Я лежал ещё некоторое время. Слабость понемногу отступала. Она уже не была острой, как минуту назад.
Потом я почувствовал это.
Сначала — едва заметную вибрацию. Очень слабую,почти неуловимую. Она прошла по мне лёгкой дрожью, от затылка вниз, по позвоночнику, и остановилась где-то глубоко внутри. Это было не больно и не страшно, но настолько непривычно, что я замер, прислушиваясь.
И тогда пришло приветствие.
Потом я долго называл это голосом, потому что другого слова подобрать не мог. Но никакого настоящего голоса не было. Воздух оставался немым. Ничего не прозвучало ни справа, ни слева, ни сверху. И всё же я совершенно ясно услышал обращение к себе.
Это было страннее любого шёпота. Слова не вошли в меня снаружи — они словно возникли сразу внутри головы, уже готовыми, уже понятными. Не как собственная мысль, которую сам постепенно думаешь, и не как услышанная речь, которую распознаёшь по звуку. Скорее это было ощущение чужого присутствия, облечённое в смысл. Мысль, которая не родилась во мне, но оказалась у меня внутри так естественно, будто всегда там была.
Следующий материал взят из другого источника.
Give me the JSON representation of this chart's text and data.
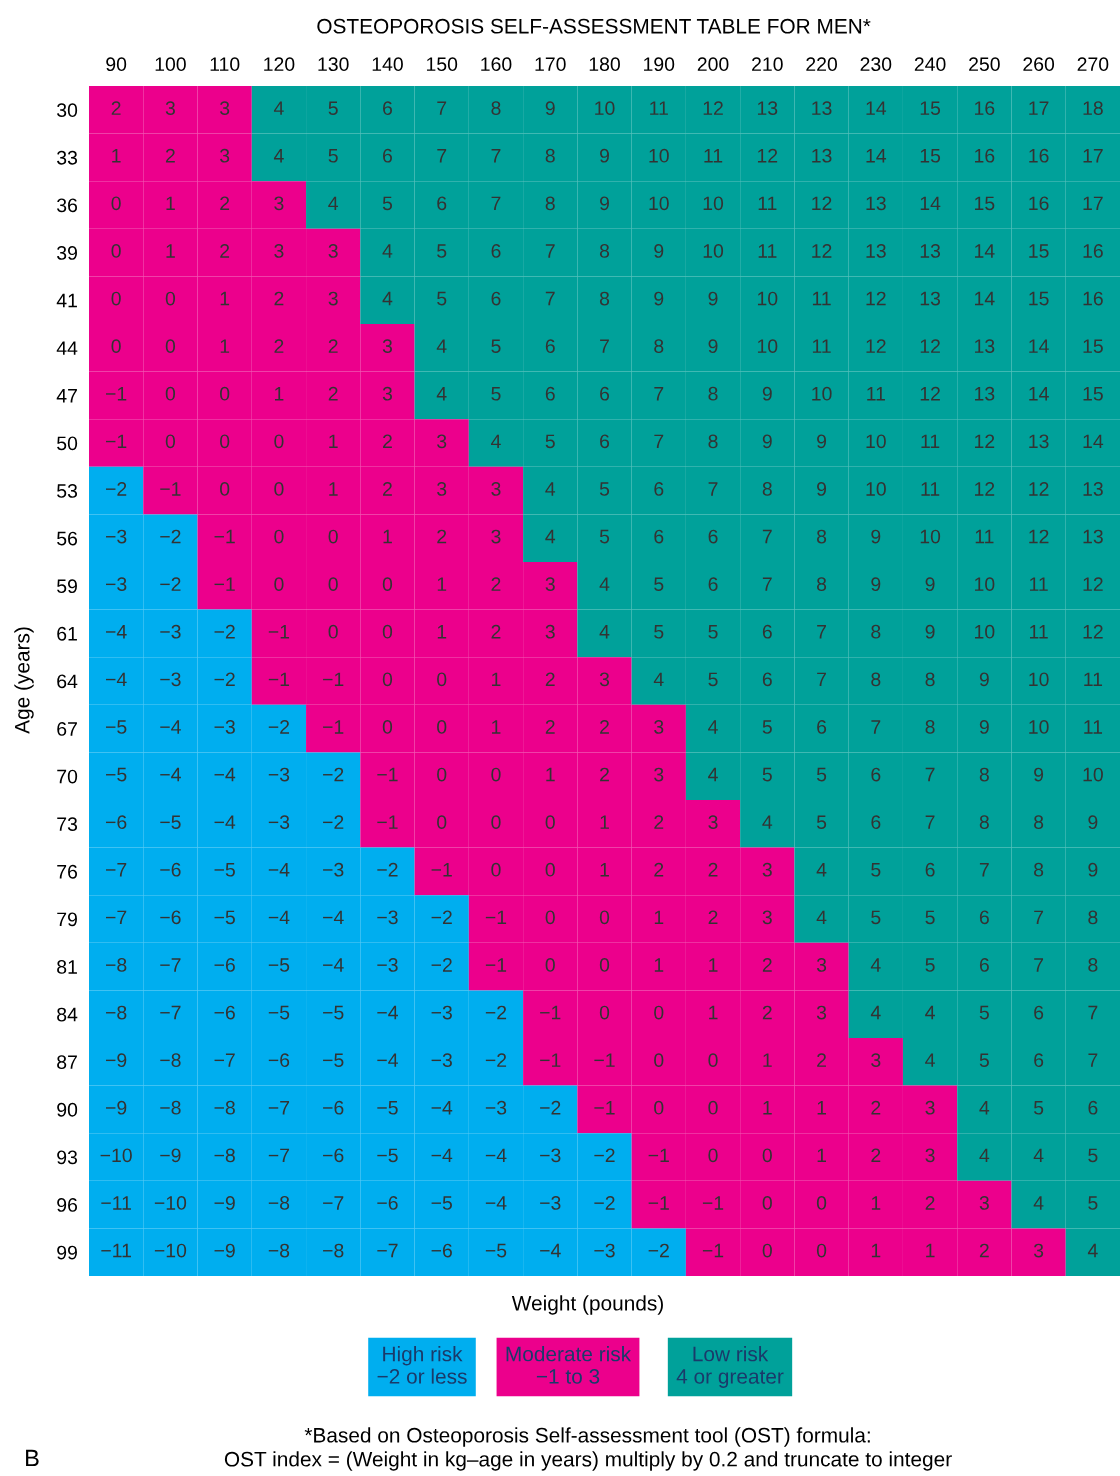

На мгновение мне даже показалось, что это я сам с собой заговорил. Что от слабости, от недавнего обморока сознание раздвоилось, и одна моя часть обратилась к другой. Но ощущение чужеродности было слишком явным. Нет, это были не мои мысли. И вместе с тем — именно моим материалом, моим внутренним языком, моим собственным способом понимать мир они и были сложены. Будто кто-то невидимый не произнёс фразу, а тихо воспользовался моей памятью, моим словарём, моей интонацией, чтобы стать понятным.
Приветствие было простым. Почти дружелюбным. Без давления, без угрозы. Но от этого делалось ещё удивительнее. Всё во мне воспротивилось этой невозможной ясности: так не бывает, нельзя услышать не звук, а смысл; нельзя принять чужую мысль так, будто она вошла в тебя, минуя слух, минуя речь, минуя саму границу между «я» и «не я».
Если бы я рассказывал об этом много лет спустя, уже сегодняшним языком, я, наверное, сказал бы, что это было похоже на телепатию. Очень похоже. Настолько, что другого сравнения почти не найти. Но всё же — не телепатия, по крайней мере не в том грубом, фантастическом смысле, который обычно вкладывают в это слово. Никто не «читал» мои мысли и не «посылал» фразы прямо в голову. Это было тоньше, глубже и почему-то тише. Словно между мной и чем-то невидимым на короткое время исчезло обычное расстояние, и смысл перешёл напрямую — без звука, без языка, но с такой ясностью, какой не всегда обладает даже обычная речь.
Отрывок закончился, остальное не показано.